5. Iron and vitamin C rich foods
Dates and raisins are very good sources of vitamin C and iron, and both are important to recover from post miscarriage symptoms such as blood loss and weakness. Vitamin C promotes faster recovery and better iron absorption in the body, therefore this combination can be extremely beneficial. You can make oranges, papaya, fish and beans a part of your diet.
According to a study, drinking sodas on a daily basis can affect your fertility. It has high amounts of caffeine that will not act as a helpful factor in recovering or healing from a miscarriage. A woman should make sure to avoid this artificial sweetener after having a miscarriage or abortion as it can raise your blood sugar, thus slowing down the healing process.

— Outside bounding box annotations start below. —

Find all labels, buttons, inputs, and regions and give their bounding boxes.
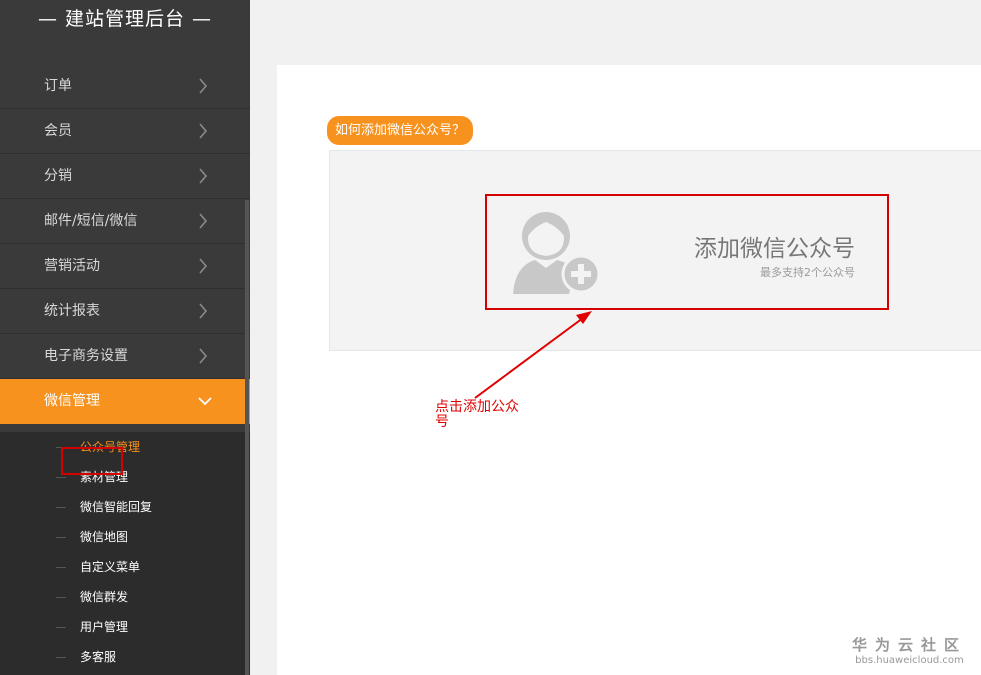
add-wechat-account-button[interactable]: 添加微信公众号 最多支持2个公众号: [485, 194, 889, 310]
submenu-item-smart-reply[interactable]: 微信智能回复: [0, 492, 250, 522]
add-account-title: 添加微信公众号: [694, 236, 855, 262]
sidebar-scrollbar[interactable]: [245, 200, 249, 675]
sidebar-item-label: 邮件/短信/微信: [44, 213, 138, 229]
sidebar-item-label: 电子商务设置: [44, 348, 128, 364]
add-account-subtitle: 最多支持2个公众号: [760, 266, 855, 279]
sidebar-item-label: 分销: [44, 168, 72, 184]
submenu-item-customer-service[interactable]: 多客服: [0, 642, 250, 672]
chevron-right-icon: [198, 289, 212, 334]
submenu-item-materials[interactable]: 素材管理: [0, 462, 250, 492]
sidebar-item-ecommerce-settings[interactable]: 电子商务设置: [0, 334, 250, 379]
submenu-item-accounts[interactable]: 公众号管理: [0, 432, 250, 462]
watermark-url: bbs.huaweicloud.com: [855, 655, 964, 666]
submenu-item-custom-menu[interactable]: 自定义菜单: [0, 552, 250, 582]
sidebar-menu: 订单 会员 分销 邮件/短信/微信 营销活动 统计报表 电子商务设置 微信管理: [0, 64, 250, 424]
watermark-title: 华为云社区: [851, 636, 967, 654]
annotation-note: 点击添加公众号: [435, 399, 519, 430]
sidebar-item-label: 微信管理: [44, 393, 100, 409]
sidebar-item-members[interactable]: 会员: [0, 109, 250, 154]
chevron-right-icon: [198, 199, 212, 244]
sidebar-item-marketing[interactable]: 营销活动: [0, 244, 250, 289]
sidebar-item-label: 营销活动: [44, 258, 100, 274]
help-add-account-link[interactable]: 如何添加微信公众号？: [327, 116, 474, 145]
chevron-right-icon: [198, 244, 212, 289]
submenu-item-mass-send[interactable]: 微信群发: [0, 582, 250, 612]
chevron-right-icon: [198, 154, 212, 199]
sidebar-title: — 建站管理后台 —: [37, 8, 213, 30]
watermark: 华为云社区 bbs.huaweicloud.com: [852, 634, 967, 666]
sidebar-item-distribution[interactable]: 分销: [0, 154, 250, 199]
submenu-item-users[interactable]: 用户管理: [0, 612, 250, 642]
wechat-submenu: 公众号管理 素材管理 微信智能回复 微信地图 自定义菜单 微信群发 用户管理 多…: [0, 432, 250, 675]
sidebar-item-reports[interactable]: 统计报表: [0, 289, 250, 334]
user-add-icon: [511, 208, 603, 298]
sidebar: — 建站管理后台 — 订单 会员 分销 邮件/短信/微信 营销活动 统计报表 电…: [0, 0, 250, 675]
sidebar-item-orders[interactable]: 订单: [0, 64, 250, 109]
sidebar-item-label: 会员: [44, 123, 72, 139]
submenu-item-wechat-map[interactable]: 微信地图: [0, 522, 250, 552]
chevron-right-icon: [198, 334, 212, 379]
sidebar-item-label: 订单: [44, 78, 72, 94]
sidebar-item-label: 统计报表: [44, 303, 100, 319]
submenu-highlight-box: [61, 447, 123, 475]
chevron-right-icon: [198, 109, 212, 154]
chevron-down-icon: [198, 379, 212, 424]
sidebar-item-messaging[interactable]: 邮件/短信/微信: [0, 199, 250, 244]
sidebar-item-wechat[interactable]: 微信管理: [0, 379, 250, 424]
chevron-right-icon: [198, 64, 212, 109]
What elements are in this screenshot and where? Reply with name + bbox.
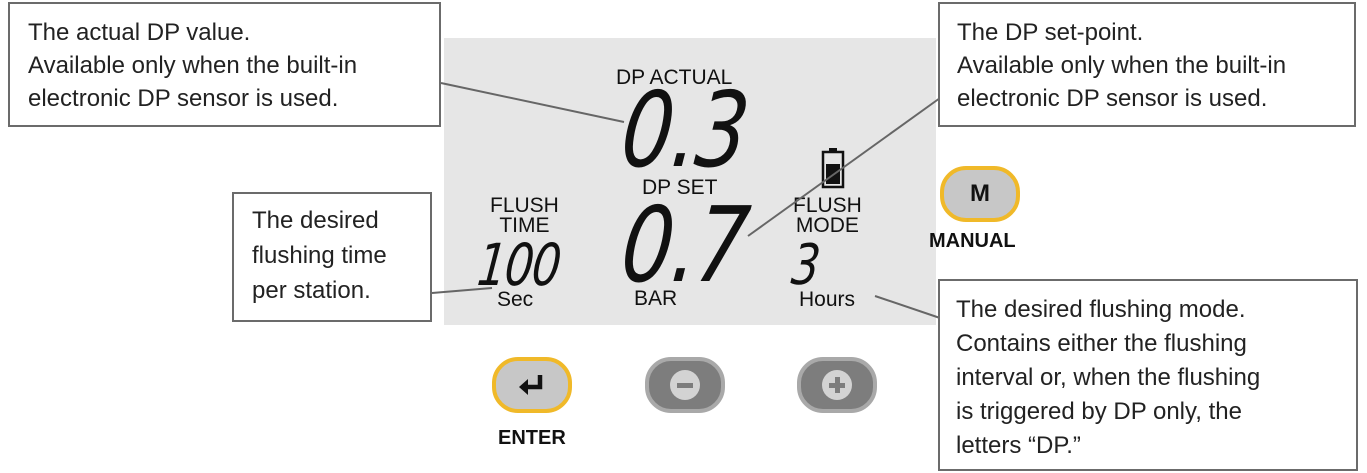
leader-line-flush-time [431, 287, 493, 294]
callout-text: The desired flushing mode. [956, 296, 1246, 323]
callout-flush-mode: The desired flushing mode. Contains eith… [938, 279, 1358, 471]
callout-dp-set: The DP set-point. Available only when th… [938, 2, 1356, 127]
leader-line-actual [440, 82, 625, 123]
callout-text: The desired [252, 207, 379, 234]
callout-text: The actual DP value. [28, 19, 251, 46]
callout-text: flushing time [252, 242, 387, 269]
callout-text: electronic DP sensor is used. [957, 85, 1268, 112]
callout-text: Available only when the built-in [957, 52, 1287, 79]
callout-text: Available only when the built-in [28, 52, 358, 79]
callout-flush-time: The desired flushing time per station. [232, 192, 432, 322]
callout-dp-actual: The actual DP value. Available only when… [8, 2, 441, 127]
callout-text: interval or, when the flushing [956, 364, 1261, 391]
callout-text: per station. [252, 277, 371, 304]
callout-text: letters “DP.” [956, 432, 1081, 459]
leader-line-flush-mode [874, 295, 941, 319]
callout-text: electronic DP sensor is used. [28, 85, 339, 112]
leader-line-set [747, 97, 941, 237]
callout-text: is triggered by DP only, the [956, 398, 1242, 425]
callout-text: Contains either the flushing [956, 330, 1247, 357]
callout-text: The DP set-point. [957, 19, 1144, 46]
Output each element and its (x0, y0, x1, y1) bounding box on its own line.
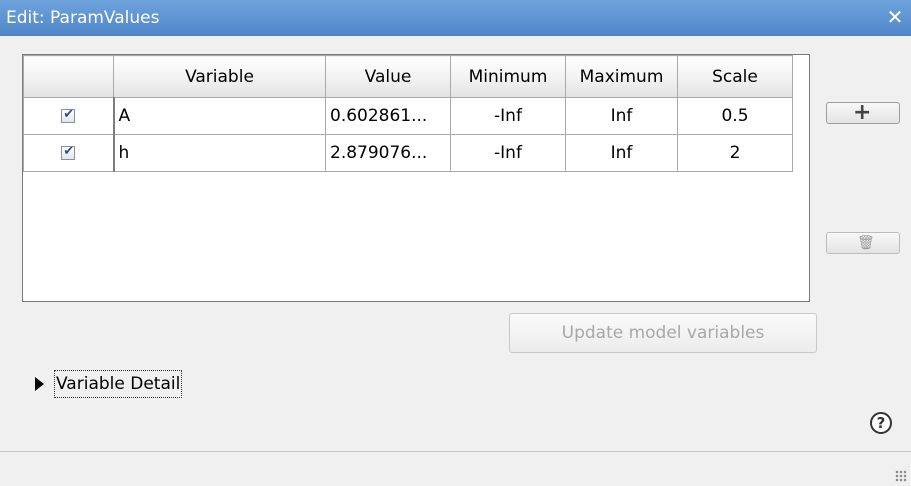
column-header-minimum[interactable]: Minimum (450, 55, 566, 98)
column-header-scale[interactable]: Scale (677, 55, 793, 98)
value-cell[interactable]: 0.602861... (325, 97, 451, 135)
window-title: Edit: ParamValues (6, 8, 160, 28)
trash-icon: 🗑 (857, 235, 875, 251)
column-header-checkbox[interactable] (23, 55, 114, 98)
help-icon[interactable]: ? (870, 412, 892, 434)
parameter-table: Variable Value Minimum Maximum Scale ✔ A… (22, 54, 810, 302)
close-icon[interactable]: ✕ (883, 5, 907, 29)
update-model-variables-button[interactable]: Update model variables (509, 313, 817, 353)
add-variable-button[interactable]: + (826, 100, 900, 125)
status-bar-divider (0, 451, 911, 452)
column-header-value[interactable]: Value (325, 55, 451, 98)
checkmark-icon: ✔ (63, 107, 75, 122)
expand-arrow-icon[interactable] (35, 377, 44, 391)
variable-detail-label[interactable]: Variable Detail (53, 370, 183, 398)
minimum-cell[interactable]: -Inf (450, 97, 566, 135)
scale-cell[interactable]: 2 (677, 134, 793, 172)
column-header-variable[interactable]: Variable (113, 55, 326, 98)
table-row[interactable]: ✔ A 0.602861... -Inf Inf 0.5 (23, 97, 793, 135)
variable-cell[interactable]: h (112, 134, 326, 172)
row-checkbox[interactable]: ✔ (61, 107, 76, 123)
table-row[interactable]: ✔ h 2.879076... -Inf Inf 2 (23, 134, 793, 172)
maximum-cell[interactable]: Inf (565, 97, 678, 135)
checkbox-cell: ✔ (23, 97, 114, 135)
checkbox-cell: ✔ (23, 134, 114, 172)
parameter-grid: Variable Value Minimum Maximum Scale ✔ A… (23, 55, 793, 172)
maximum-cell[interactable]: Inf (565, 134, 678, 172)
title-bar: Edit: ParamValues ✕ (0, 0, 911, 36)
variable-cell[interactable]: A (112, 97, 326, 135)
checkmark-icon: ✔ (63, 144, 75, 159)
value-cell[interactable]: 2.879076... (325, 134, 451, 172)
table-header-row: Variable Value Minimum Maximum Scale (23, 55, 793, 98)
plus-icon: + (853, 100, 872, 125)
row-checkbox[interactable]: ✔ (61, 144, 76, 160)
resize-grip-icon[interactable] (895, 470, 907, 482)
delete-variable-button[interactable]: 🗑 (826, 232, 900, 254)
scale-cell[interactable]: 0.5 (677, 97, 793, 135)
column-header-maximum[interactable]: Maximum (565, 55, 678, 98)
minimum-cell[interactable]: -Inf (450, 134, 566, 172)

After having a miscarriage, a woman should immediately quit alcohol and drink plenty of other healthy fluids. And, alcohol consumption is not good for your overall health as well. You can talk to your doctor about ways to quit alcohol completely.
3. Junk foods
All junk foods such as burgers, pizzas and French fries should be avoided in a diet after miscarriage. These are hallow calories that do not provide any important nutrients to your body. It might fill your stomach but goes in vain as these foods cannot contribute towards post miscarriage or abortion recovery.
4. Sugary foods
Along with junk foods, sugary foods including doughnuts, chocolates and traditional sweets should also be restricted after having a miscarriage. These foods and spike your blood sugar levels, thus giving birth to several issues. The fluctuations in these levels can also slow down the healing process. You can replace sugary foods with other healthier home made alternatives.
5. Soy products
Soy foods are considered good for your health but it is not suggested for consumption post miscarriage or abortion as it contains phytate, which prevents iron absorption. Soy products include tofu, soy milk, tempeh, etc. Soy rich diet contains the female hormone estrogen, which can be an interference in your body’s absorption.
Bonus tip by Dr. Anjali Phatak-
Making yoga a part of your daily routine can help in maintaining a healthy weight and lifestyle. It is important to get back to your normal day to day life, but without exerting yourself. In addition, dry fruits are also extremely important to consume during this period.
So, if you eat and avoid the above listed foods and drinks, you can maintain a healthy diet after miscarriage. A miscarriage can be hard on women both physically and emotionally, therefore diet plays a major role in coping up from the trauma. But, do not station yourself at one place and move your body regularly without too much exhaustion. Give your body a good amount of hydration to recover from the extreme blood loss due to menstruation.